8. Enfin, aux termes de l'article 3 de l'arrêté du 11 septembre 2015 fixant les prescriptions techniques générales applicables aux installations, ouvrages, épis et remblais soumis à autorisation ou à déclaration en application des articles L. 214-1 à L. 214-3 du code de l'environnement et relevant de la rubrique 3.1.1.0. de la nomenclature annexée à l'article R. 214-1 du code de l'environnement : " Les dispositions du présent arrêté sont applicables, sauf précision contraire, au confortement, à la remise en eau ou la remise en exploitation, dans les conditions prévues à l'article R. 214-18-1 du code de l'environnement, des ouvrages fondés en titre ou autorisés avant le 16 octobre 1919 pour une puissance hydroélectrique inférieure à 150 kW. / L'installation d'une puissance supplémentaire par rapport à la consistance légale reconnue ou la puissance autorisée avant le 16 octobre 1919 pour ces ouvrages ou installations est soumise à l'application de l'article L. 214-3 du code de l'environnement. / Pour l'application du présent article aux ouvrages et installations fondés, la puissance autorisée, correspondant à la consistance légale, est établie en kW de la manière suivante : / -sur la base d'éléments : états statistiques, tout élément relatif à la capacité de production passée, au nombre de meules, données disponibles sur des installations comparables, etc. ; / -à défaut, par la formule P (kW) = Qmax (m3/ s) × Hmax (m) × 9,81 établie sur la base des caractéristiques de l'ouvrage avant toute modification récente connue de l'administration concernant le débit dérivé, la hauteur de chute, la côte légale, etc. / Dans la formule ci-dessus, Qmax représente le débit maximal dérivé dans les anciennes installations, déterminé à partir des caractéristiques de la section de contrôle hydraulique du débit (selon les configurations des sites : section la plus limitante du canal d'amenée ou section de contrôle des anciens organes). Hmax représente la hauteur maximale de chute de l'installation comptée entre la cote normale de fonctionnement de la prise d'eau et celle de la restitution à la rivière pour un débit total du cours d'eau égal à la somme du débit maximal d'équipement et du débit réservé à l'aval. ".

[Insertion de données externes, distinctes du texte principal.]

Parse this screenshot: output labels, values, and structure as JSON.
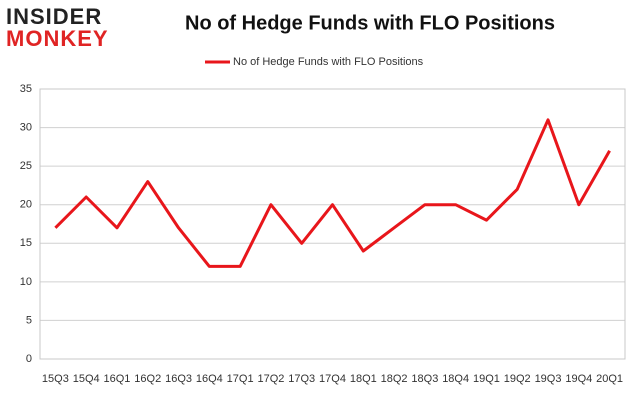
{
  "logo": {
    "top": "INSIDER",
    "bottom": "MONKEY"
  },
  "chart_data": {
    "type": "line",
    "title": "No of Hedge Funds with FLO Positions",
    "categories": [
      "15Q3",
      "15Q4",
      "16Q1",
      "16Q2",
      "16Q3",
      "16Q4",
      "17Q1",
      "17Q2",
      "17Q3",
      "17Q4",
      "18Q1",
      "18Q2",
      "18Q3",
      "18Q4",
      "19Q1",
      "19Q2",
      "19Q3",
      "19Q4",
      "20Q1"
    ],
    "series": [
      {
        "name": "No of Hedge Funds with FLO Positions",
        "color": "#e8161b",
        "values": [
          17,
          21,
          17,
          23,
          17,
          12,
          12,
          20,
          15,
          20,
          14,
          17,
          20,
          20,
          18,
          22,
          31,
          20,
          27
        ]
      }
    ],
    "ylim": [
      0,
      35
    ],
    "yticks": [
      0,
      5,
      10,
      15,
      20,
      25,
      30,
      35
    ],
    "grid": true,
    "legend": "top"
  }
}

9. Un droit fondé en titre conserve, en principe, la consistance légale qui était la sienne à l'origine. A défaut de preuve contraire, cette consistance est présumée conforme à sa consistance actuelle. Elle correspond, non à la force motrice utile que l'exploitant retire de son installation, compte tenu de l'efficacité plus ou moins grande de l'usine hydroélectrique, mais à la puissance maximale dont il peut, en théorie, disposer. S'il résulte des dispositions de l'article L. 511-4 du code de l'énergie, que les ouvrages fondés en titre ne sont pas soumis aux dispositions du livre V " Dispositions relatives à l'utilisation de l'énergie hydraulique " du code de l'énergie, leur puissance maximale est calculée en appliquant la même formule que celle qui figure au troisième alinéa de l'article L. 511-5 du code de l'énergie, c'est-à-dire en faisant le produit de la hauteur de chute par le débit maximum de la dérivation par l'intensité de la pesanteur.

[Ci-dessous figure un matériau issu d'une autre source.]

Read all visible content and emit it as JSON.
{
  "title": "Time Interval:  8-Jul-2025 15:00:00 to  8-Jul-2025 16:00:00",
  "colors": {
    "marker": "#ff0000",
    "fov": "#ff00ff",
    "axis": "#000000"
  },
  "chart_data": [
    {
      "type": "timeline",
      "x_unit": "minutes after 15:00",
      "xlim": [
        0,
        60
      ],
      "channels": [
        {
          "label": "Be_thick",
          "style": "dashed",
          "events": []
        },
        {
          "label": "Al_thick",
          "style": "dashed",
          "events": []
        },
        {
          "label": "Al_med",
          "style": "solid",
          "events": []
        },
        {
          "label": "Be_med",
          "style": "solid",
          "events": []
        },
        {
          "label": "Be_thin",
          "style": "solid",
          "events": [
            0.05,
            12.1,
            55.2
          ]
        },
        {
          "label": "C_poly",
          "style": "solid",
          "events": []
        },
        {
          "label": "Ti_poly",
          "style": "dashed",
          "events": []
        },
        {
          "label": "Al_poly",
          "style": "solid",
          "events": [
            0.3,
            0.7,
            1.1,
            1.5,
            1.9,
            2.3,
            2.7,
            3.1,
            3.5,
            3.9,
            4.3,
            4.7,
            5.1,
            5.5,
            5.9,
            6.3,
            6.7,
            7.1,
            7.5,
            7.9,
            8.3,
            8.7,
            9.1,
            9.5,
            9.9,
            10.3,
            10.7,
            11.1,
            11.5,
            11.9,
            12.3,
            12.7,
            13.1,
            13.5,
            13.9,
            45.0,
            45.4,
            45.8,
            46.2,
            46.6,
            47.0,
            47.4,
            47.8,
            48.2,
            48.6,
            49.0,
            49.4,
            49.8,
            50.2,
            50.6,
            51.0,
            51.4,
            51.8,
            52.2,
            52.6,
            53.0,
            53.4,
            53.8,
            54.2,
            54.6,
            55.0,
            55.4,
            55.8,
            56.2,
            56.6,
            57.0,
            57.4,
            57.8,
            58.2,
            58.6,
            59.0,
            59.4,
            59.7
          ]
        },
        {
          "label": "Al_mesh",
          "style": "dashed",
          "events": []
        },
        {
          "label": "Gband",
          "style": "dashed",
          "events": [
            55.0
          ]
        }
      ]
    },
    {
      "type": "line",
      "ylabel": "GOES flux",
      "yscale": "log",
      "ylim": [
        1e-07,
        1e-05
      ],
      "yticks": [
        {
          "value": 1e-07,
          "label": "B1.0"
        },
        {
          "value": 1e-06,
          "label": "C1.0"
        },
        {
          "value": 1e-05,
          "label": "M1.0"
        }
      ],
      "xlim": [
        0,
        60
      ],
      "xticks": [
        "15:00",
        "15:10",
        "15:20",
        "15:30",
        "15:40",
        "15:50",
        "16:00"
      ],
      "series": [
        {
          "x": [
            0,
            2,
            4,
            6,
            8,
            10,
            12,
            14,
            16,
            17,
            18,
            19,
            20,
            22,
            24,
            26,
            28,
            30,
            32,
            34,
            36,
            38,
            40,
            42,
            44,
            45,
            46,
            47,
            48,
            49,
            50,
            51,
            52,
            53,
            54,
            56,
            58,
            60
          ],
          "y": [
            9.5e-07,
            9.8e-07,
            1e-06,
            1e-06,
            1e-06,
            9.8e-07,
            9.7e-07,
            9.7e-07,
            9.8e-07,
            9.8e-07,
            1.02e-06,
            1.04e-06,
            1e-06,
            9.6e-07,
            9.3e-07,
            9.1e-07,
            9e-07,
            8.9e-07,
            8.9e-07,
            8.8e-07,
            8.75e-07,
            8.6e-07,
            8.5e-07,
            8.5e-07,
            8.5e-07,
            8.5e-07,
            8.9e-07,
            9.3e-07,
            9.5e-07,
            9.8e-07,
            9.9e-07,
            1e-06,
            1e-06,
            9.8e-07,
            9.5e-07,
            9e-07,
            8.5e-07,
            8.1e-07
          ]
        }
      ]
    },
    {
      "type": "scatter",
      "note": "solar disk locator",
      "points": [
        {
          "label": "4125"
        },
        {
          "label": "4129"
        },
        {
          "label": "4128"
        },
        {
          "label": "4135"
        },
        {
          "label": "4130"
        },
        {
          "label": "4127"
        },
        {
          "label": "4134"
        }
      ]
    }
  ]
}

10. Pour établir la consistance légale du droit d'eau fondé en titre de l'ouvrage à son origine et plus précisément le débit maximum de la dérivation, le préfet s'est fondé, d'une part, sur un état statistique établi par l'administration le 5 mars 1864 qui mentionne en colonnes 3 à 6 un droit d'irrigation et en colonnes 8 à 15 un droit d'utiliser la force motrice pour la papeterie et le moulin à farine, d'autre part, sur les études menées par M. A... en 1837, portant sur l'application de la mécanique aux machines les plus en usage mues par l'eau, et par M. D..., évaluant de 2 à 5 chevaux-vapeur l'énergie produite par paire de meules et de 25 à 35 % le rendement des roues horizontales et jusqu'à 60 % celui des roues verticales, pour retenir une puissance nette de 18 à 44 kW pour le moulin, 6 kW pour le foulon et 22 kW pour la papeterie, correspondant à un volume des eaux motrices de 0,64 m3/s pour le moulin à farine constitué de trois paires de meule et de 1,89 m3/s pour la papeterie, soit un débit dérivé total de 2,53 m3/s. Ces données ont été confortées par le rapport établi par l'Agence française pour la biodiversité le 14 janvier 2019 selon lequel le débit dérivé est estimé entre 1,4 et 2,2 m3/s sans pouvoir excéder 2,5 m3/s avant les modifications successives des ouvrages techniques du site.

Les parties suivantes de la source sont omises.